2025-09-15 –, Main Room
Throughout the past year, we’ve observed a coordinated and extensive effort by threat actors to exploit the free tier offerings of cloud providers. This presentation provides an in-depth analysis of the TTPs (tactics, techniques, and procedures) observed in the wild, emphasizing how adversaries systematically exploit free-tier resources, especially those with GPU or ML capabilities, for profit.
We’ll walk through the end-to-end attack lifecycle, from automated cloud account generation using browser extensions and iMacros scripts to validation, infrastructure deployment, and resale on underground marketplaces. We’ll also discuss the broader monetization ecosystem, highlighting how these actors integrate with e-commerce platforms to scale their operations.

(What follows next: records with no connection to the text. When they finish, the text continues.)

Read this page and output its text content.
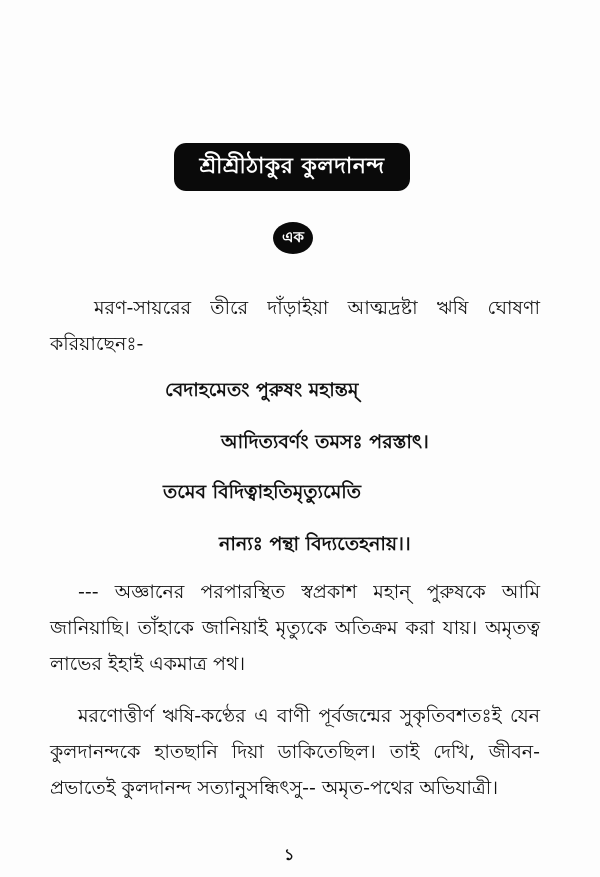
শ্রীশ্রীঠাকুর কুলদানন্দ
এক
মরণ-সায়রের তীরে দাঁড়াইয়া আত্মদ্রষ্টা ঋষি ঘোষণা
করিয়াছেনঃ-
বেদাহমেতং পুরুষং মহান্তম্
আদিত্যবর্ণং তমসঃ পরস্তাৎ।
তমেব বিদিত্বাহতিমৃত্যুমেতি
নান্যঃ পন্থা বিদ্যতেহনায়।।
--- অজ্ঞানের পরপারস্থিত স্বপ্রকাশ মহান্ পুরুষকে আমি
জানিয়াছি। তাঁহাকে জানিয়াই মৃত্যুকে অতিক্রম করা যায়। অমৃতত্ব
লাভের ইহাই একমাত্র পথ।
মরণোত্তীর্ণ ঋষি-কণ্ঠের এ বাণী পূর্বজন্মের সুকৃতিবশতঃই যেন
কুলদানন্দকে হাতছানি দিয়া ডাকিতেছিল। তাই দেখি, জীবন-
প্রভাতেই কুলদানন্দ সত্যানুসন্ধিৎসু-- অমৃত-পথের অভিযাত্রী।
১
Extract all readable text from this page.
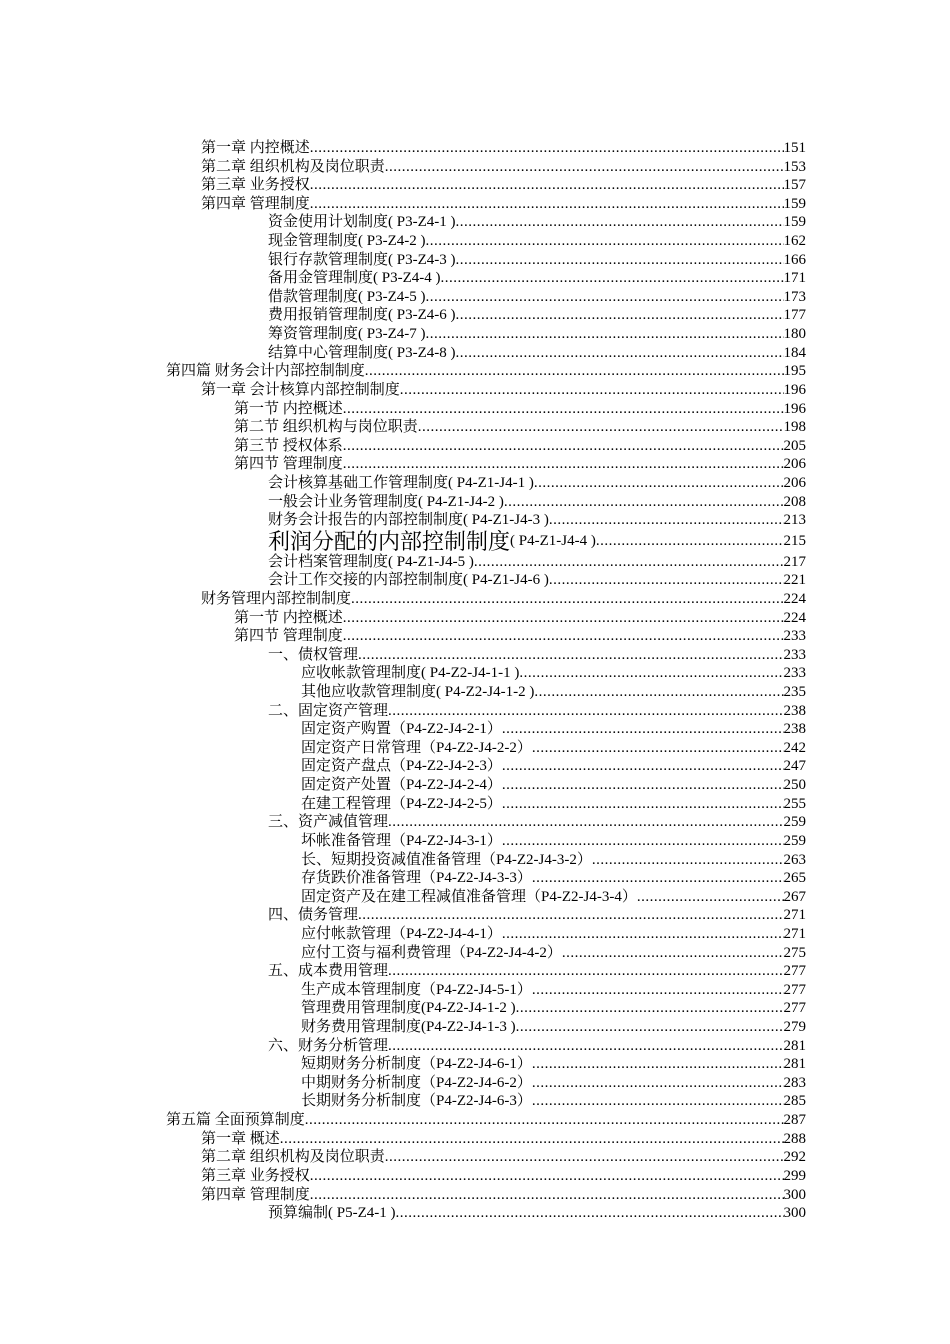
第一章 内控概述 .....	151
第二章 组织机构及岗位职责 .....	153
第三章 业务授权 .....	157
第四章 管理制度 .....	159
资金使用计划制度( P3-Z4-1 ) .....	159
现金管理制度( P3-Z4-2 ) .....	162
银行存款管理制度( P3-Z4-3 ) .....	166
备用金管理制度( P3-Z4-4 ) .....	171
借款管理制度( P3-Z4-5 ) .....	173
费用报销管理制度( P3-Z4-6 ) .....	177
筹资管理制度( P3-Z4-7 ) .....	180
结算中心管理制度( P3-Z4-8 ) .....	184
第四篇 财务会计内部控制制度 .....	195
第一章 会计核算内部控制制度 .....	196
第一节 内控概述 .....	196
第二节 组织机构与岗位职责 .....	198
第三节 授权体系 .....	205
第四节 管理制度 .....	206
会计核算基础工作管理制度( P4-Z1-J4-1 ) .....	206
一般会计业务管理制度( P4-Z1-J4-2 ) .....	208
财务会计报告的内部控制制度( P4-Z1-J4-3 ) .....	213
利润分配的内部控制制度 ( P4-Z1-J4-4 ) .....	215
会计档案管理制度( P4-Z1-J4-5 ) .....	217
会计工作交接的内部控制制度( P4-Z1-J4-6 ) .....	221
财务管理内部控制制度 .....	224
第一节 内控概述 .....	224
第四节 管理制度 .....	233
一、债权管理 .....	233
应收帐款管理制度( P4-Z2-J4-1-1 ) .....	233
其他应收款管理制度( P4-Z2-J4-1-2 ) .....	235
二、固定资产管理 .....	238
固定资产购置（P4-Z2-J4-2-1） .....	238
固定资产日常管理（P4-Z2-J4-2-2） .....	242
固定资产盘点（P4-Z2-J4-2-3） .....	247
固定资产处置（P4-Z2-J4-2-4） .....	250
在建工程管理（P4-Z2-J4-2-5） .....	255
三、资产减值管理 .....	259
坏帐准备管理（P4-Z2-J4-3-1） .....	259
长、短期投资减值准备管理（P4-Z2-J4-3-2） .....	263
存货跌价准备管理（P4-Z2-J4-3-3） .....	265
固定资产及在建工程减值准备管理（P4-Z2-J4-3-4） .....	267
四、债务管理 .....	271
应付帐款管理（P4-Z2-J4-4-1） .....	271
应付工资与福利费管理（P4-Z2-J4-4-2） .....	275
五、成本费用管理 .....	277
生产成本管理制度（P4-Z2-J4-5-1） .....	277
管理费用管理制度(P4-Z2-J4-1-2 ) .....	277
财务费用管理制度(P4-Z2-J4-1-3 ) .....	279
六、财务分析管理 .....	281
短期财务分析制度（P4-Z2-J4-6-1） .....	281
中期财务分析制度（P4-Z2-J4-6-2） .....	283
长期财务分析制度（P4-Z2-J4-6-3） .....	285
第五篇 全面预算制度 .....	287
第一章 概述 .....	288
第二章 组织机构及岗位职责 .....	292
第三章 业务授权 .....	299
第四章 管理制度 .....	300
预算编制( P5-Z4-1 ) .....	300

The session will include real-world indicators, case study elements, and tooling details to help defenders recognize and disrupt similar activities in their own environments. Attendees will leave with a clearer understanding of the underground economy built around cloud abuse—and actionable insights to defend against it.
Miguel Hernández, Sr. Threat Research Engineer at Sysdig, is a lifelong learner passionate about innovation. Over the past decade, Miguel has honed his expertise in security research, leaving his mark at prominent tech companies and fostering a spirit of collaboration through personal open-source initiatives. Miguel has been a featured speaker at cybersecurity conferences across Europe, such as HITB, HIP, CCN-CERT, RootedCon, TheStandoff, and DeepSec.